Marie Curie Postdoctoral Fellow,
Department of the Built Environment,
Aalborg University,
Denmark
Visiting researcher,
Norwegian Geotechnical Institute (NGI), Oslo,
Norway
Former Visiting researcher,
Department of Civil and Environmental Engineering,
Hong Kong University of Science and Technology,
Hong Kong
Emails: alil@build.aau.dk & alashgari@ust.hk
I am a Marie Skłodowska-Curie Postdoctoral Fellow at Aalborg University and Visiting Researcher at the Norwegian Geotechnical Institute (NGI), working at the forefront of geotechnical engineering, geohazards, and offshore energy infrastructure resilience. My research bridges geotechnical mechanics and performance-based engineering to improve the reliability of infrastructure exposed to geohazards, including seismic and climate-induced hazards. I have several years of university-level teaching experience as a visiting lecturer. Moreover, I have contributed to several research projects and collaborate closely with both academia and industry to translate advanced geotechnical modelling into practical risk-informed solutions.
I was a Visiting Researcher at the Hong Kong University of Science and Technology (HKUST), expanding my work on centrifuge modeling of offshore foundations and geotechnical reliability in complex loading environments. I am a member of the Geotechnical Extreme Events Reconnaissance Association (GEER) and the Deep Foundations Institute (DFI). Alongside my academic career, I co-founded Intelligent Environmental Risks Analyzers Ltd., a science-driven company focused on predictive modelling of natural hazards and risk-informed decision tools.
My research lies at the intersection of:
Geotechnical uncertainty and reliability-based design
Seismic and climate-induced geohazards
Performance-based assessment of geosystems and offshore energy infrastructure
Probabilistic modelling and fragility analysis
Data-driven and physics-informed approaches in geotechnics
I develop advanced and modified sliding block methodologies (including CSSR-based approaches) for predicting seismic slope displacements and ground failure. My work integrates large-scale landslide datasets with probabilistic and physics-based frameworks to derive predictive models and fragility functions applicable across diverse tectonic and climatic settings.
More recently, my research focuses on offshore wind foundations, monopile performance, submarine slope instability, and climate change-induced landslide hazards with particular emphasis on uncertainty quantification and risk-informed design frameworks for the energy sector.
By combining mechanics-based modelling, centrifuge testing, and reliability analysis, I aim to advance next-generation geotechnical design methodologies that are robust, transparent, and aligned with sustainability and infrastructure resilience goals.
This project has received funding from the European Union under the Marie Skłodowska-Curie Postdoctoral Fellowships grant agreement No 101106129.
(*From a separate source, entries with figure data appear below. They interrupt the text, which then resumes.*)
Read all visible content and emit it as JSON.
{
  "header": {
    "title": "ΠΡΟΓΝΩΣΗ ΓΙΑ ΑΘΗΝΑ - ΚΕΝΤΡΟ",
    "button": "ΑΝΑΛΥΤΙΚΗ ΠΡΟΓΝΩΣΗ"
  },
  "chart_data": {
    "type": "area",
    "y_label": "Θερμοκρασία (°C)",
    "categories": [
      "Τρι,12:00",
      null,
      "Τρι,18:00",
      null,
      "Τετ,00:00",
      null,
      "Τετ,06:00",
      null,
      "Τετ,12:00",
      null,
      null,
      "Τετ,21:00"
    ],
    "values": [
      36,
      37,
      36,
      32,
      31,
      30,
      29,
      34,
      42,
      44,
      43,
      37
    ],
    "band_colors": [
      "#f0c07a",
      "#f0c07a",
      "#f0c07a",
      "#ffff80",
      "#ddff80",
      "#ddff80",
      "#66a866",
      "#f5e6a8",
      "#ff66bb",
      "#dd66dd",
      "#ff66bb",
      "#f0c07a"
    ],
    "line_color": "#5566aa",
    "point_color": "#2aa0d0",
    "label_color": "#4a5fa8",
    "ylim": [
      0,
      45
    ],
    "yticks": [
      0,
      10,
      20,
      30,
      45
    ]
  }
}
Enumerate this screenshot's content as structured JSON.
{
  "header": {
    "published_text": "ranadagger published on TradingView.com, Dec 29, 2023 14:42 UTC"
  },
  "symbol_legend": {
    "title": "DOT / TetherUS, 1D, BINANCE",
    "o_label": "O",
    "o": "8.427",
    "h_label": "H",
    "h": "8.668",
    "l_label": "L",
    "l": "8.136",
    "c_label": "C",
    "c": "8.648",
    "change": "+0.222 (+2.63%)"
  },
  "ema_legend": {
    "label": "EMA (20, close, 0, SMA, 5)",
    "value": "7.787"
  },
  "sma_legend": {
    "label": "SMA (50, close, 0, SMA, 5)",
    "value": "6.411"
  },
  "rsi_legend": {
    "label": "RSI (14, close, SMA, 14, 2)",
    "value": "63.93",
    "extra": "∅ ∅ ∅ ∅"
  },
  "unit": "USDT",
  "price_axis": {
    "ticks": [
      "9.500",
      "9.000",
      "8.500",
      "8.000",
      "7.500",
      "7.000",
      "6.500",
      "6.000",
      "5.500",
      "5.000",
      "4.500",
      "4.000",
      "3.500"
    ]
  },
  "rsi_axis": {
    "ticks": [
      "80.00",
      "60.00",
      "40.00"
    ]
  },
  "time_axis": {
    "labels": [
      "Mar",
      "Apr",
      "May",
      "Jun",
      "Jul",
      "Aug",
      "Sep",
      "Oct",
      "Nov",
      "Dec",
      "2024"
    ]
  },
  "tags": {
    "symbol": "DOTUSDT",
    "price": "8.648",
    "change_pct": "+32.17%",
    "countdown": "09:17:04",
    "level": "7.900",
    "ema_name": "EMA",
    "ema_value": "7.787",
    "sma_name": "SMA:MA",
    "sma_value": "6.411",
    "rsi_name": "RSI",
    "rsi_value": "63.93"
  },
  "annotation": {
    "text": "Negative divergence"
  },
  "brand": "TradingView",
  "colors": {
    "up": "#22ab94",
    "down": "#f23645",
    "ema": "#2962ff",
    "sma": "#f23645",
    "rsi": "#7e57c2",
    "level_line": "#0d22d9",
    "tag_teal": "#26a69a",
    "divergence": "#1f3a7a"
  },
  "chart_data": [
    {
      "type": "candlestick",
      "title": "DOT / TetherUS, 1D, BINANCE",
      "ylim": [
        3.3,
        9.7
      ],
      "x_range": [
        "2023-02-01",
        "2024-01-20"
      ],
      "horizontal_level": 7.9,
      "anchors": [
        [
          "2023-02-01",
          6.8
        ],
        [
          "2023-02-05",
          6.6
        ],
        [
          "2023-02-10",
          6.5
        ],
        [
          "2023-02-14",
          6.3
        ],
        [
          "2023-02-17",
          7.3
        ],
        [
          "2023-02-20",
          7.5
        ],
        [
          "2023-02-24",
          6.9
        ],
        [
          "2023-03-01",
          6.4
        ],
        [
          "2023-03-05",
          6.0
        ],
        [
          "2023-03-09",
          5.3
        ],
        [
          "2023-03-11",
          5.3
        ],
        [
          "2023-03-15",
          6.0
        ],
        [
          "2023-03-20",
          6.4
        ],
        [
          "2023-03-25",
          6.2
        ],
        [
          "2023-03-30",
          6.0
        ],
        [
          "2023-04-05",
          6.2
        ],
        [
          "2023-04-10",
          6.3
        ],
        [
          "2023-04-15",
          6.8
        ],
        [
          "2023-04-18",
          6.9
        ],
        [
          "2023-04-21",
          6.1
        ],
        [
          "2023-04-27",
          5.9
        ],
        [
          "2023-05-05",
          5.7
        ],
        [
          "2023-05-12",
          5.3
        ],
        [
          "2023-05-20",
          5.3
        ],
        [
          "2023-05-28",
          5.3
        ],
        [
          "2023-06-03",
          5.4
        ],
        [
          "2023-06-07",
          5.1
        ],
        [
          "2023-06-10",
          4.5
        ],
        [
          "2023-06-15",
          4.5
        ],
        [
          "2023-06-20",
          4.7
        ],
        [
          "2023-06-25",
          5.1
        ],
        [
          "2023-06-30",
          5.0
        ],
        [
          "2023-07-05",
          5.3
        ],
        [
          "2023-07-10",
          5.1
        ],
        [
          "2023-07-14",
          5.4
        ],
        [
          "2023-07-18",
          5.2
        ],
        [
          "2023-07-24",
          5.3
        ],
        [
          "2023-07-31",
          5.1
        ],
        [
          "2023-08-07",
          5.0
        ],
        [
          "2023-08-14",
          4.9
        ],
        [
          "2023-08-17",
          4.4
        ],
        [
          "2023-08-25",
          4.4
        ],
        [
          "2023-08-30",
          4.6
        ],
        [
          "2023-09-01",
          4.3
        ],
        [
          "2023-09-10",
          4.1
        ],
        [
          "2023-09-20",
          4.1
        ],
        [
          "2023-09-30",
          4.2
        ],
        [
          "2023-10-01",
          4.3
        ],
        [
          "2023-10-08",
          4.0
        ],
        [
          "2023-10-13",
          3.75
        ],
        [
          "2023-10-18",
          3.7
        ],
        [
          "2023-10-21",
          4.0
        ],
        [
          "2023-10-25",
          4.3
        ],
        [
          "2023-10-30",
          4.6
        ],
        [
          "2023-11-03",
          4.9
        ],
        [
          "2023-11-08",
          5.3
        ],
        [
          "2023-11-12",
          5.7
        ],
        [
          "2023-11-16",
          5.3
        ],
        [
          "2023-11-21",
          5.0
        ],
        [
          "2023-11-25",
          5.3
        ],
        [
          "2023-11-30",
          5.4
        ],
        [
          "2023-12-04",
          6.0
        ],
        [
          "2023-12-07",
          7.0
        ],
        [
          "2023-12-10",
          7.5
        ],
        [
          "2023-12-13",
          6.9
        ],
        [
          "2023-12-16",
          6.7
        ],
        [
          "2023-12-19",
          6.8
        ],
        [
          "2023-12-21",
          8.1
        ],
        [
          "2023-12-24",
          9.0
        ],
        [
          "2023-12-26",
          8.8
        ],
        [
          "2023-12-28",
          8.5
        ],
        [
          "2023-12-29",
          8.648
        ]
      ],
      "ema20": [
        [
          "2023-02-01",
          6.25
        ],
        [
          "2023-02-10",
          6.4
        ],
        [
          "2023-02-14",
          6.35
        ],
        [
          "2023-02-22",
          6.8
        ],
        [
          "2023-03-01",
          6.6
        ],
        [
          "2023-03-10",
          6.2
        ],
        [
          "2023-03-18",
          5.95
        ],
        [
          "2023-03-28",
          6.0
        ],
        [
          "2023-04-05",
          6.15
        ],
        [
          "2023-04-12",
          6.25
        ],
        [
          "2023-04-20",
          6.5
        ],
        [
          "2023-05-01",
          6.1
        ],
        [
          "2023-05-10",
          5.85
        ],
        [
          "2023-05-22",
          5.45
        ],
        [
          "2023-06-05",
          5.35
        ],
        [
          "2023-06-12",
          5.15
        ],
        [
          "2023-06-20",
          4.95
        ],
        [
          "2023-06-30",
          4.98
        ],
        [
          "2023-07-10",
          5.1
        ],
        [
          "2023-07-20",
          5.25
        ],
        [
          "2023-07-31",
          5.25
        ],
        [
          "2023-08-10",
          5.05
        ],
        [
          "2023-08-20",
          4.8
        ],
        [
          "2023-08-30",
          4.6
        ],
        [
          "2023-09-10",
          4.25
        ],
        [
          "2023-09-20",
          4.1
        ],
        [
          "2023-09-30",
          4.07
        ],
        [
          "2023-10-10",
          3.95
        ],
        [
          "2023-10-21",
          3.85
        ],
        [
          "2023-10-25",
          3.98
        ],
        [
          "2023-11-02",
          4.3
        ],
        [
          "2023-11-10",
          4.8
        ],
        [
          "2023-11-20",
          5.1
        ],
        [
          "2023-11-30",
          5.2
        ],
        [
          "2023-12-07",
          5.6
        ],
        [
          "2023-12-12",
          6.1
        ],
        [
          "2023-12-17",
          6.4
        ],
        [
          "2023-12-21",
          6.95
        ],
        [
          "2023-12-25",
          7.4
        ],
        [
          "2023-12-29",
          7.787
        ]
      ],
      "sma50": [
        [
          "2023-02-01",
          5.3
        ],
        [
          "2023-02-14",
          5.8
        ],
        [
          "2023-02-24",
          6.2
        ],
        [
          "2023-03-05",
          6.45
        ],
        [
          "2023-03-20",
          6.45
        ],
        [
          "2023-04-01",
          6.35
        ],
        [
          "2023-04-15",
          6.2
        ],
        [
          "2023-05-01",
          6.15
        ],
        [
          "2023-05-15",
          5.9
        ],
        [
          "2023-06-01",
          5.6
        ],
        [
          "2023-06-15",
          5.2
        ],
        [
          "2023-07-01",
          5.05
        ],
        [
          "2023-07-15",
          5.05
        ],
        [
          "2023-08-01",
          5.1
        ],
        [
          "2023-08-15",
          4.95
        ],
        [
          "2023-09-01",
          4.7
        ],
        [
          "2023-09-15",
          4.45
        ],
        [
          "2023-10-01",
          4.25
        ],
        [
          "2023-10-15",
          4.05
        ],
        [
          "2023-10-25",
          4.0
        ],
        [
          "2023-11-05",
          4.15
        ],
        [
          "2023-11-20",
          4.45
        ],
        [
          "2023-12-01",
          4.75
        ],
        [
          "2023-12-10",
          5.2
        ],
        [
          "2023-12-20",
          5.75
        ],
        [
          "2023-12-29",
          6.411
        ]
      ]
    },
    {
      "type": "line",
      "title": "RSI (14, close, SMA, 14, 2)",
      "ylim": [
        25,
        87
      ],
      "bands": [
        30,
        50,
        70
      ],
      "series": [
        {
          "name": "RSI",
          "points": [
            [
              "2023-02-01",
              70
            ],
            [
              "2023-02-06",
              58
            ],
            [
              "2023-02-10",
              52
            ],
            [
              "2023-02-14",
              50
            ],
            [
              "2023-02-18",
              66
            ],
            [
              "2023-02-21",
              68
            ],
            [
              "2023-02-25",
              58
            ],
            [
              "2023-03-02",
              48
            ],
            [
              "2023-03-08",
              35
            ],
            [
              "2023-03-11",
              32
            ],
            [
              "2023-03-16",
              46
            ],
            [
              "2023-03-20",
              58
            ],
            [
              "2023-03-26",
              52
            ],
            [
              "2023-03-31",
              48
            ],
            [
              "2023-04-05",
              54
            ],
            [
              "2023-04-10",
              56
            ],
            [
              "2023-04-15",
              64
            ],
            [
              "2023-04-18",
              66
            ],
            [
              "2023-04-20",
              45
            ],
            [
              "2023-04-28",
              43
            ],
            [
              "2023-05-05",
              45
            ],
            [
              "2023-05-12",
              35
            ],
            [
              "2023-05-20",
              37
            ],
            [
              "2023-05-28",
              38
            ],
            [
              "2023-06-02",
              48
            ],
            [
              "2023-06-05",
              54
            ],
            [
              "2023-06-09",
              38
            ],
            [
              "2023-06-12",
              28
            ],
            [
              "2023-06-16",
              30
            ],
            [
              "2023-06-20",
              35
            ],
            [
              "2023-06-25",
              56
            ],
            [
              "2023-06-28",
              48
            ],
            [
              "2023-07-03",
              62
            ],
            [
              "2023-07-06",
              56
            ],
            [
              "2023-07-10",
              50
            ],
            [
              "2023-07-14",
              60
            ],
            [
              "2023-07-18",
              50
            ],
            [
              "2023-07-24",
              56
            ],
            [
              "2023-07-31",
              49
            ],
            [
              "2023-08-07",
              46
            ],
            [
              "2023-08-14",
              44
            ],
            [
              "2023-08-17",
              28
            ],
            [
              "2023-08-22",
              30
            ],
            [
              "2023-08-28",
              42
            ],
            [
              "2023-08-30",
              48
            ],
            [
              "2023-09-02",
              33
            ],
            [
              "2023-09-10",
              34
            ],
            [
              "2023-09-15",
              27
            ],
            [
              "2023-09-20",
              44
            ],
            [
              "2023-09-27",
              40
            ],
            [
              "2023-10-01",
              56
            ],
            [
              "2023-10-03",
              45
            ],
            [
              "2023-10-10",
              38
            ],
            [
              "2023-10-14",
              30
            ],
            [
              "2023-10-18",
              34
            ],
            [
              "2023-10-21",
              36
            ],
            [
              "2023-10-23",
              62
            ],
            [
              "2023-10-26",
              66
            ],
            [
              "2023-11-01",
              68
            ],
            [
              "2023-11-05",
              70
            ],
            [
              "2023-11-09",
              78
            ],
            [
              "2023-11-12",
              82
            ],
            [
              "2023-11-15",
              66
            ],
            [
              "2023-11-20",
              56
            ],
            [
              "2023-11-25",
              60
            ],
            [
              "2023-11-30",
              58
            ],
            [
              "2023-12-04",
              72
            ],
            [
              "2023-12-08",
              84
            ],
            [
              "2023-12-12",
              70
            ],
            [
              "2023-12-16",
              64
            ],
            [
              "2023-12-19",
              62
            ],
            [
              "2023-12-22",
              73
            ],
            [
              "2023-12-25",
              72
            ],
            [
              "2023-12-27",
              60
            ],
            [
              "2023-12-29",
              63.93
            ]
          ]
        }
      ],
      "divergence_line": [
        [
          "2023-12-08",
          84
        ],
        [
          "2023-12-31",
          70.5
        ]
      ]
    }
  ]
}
The offshore energy infrastructure (OEI)-soil interaction has been studied by numerical analyses in the literature. However, these studies are rarely focused on the performance of OEIs during the seismic submarine landslide (SSL). Moreover, the pseudo-static approach employed for stability assessment of OEI is generally conservative for deep water conditions. The dynamic approach needs a wide range of input parameters and spends a lot of time and money on analyses. Accordingly, predictive models are needed to fill the gap between these approaches for a simple prediction of OEI deformations during SSL. The overall objective of PRO-SLIDE is to develop a reliable and low computational cost solution for simplified resilience assessment of OEIs damage due to SSLs. Answering this concern is not trivial, but it can guide future analyses and contribute to gaining insights from a calibration effort using numerical models that will be undertaken using a benchmark centrifuge model that can successfully capture key mechanisms and features as well as trends. The findings will be based on a database produced via advanced numerical analyses of the OEI-SSL mechanism using the DEM-FEM, a catalog of near-fault ground motions, machine learning technique, and probabilistic/fragility analyses.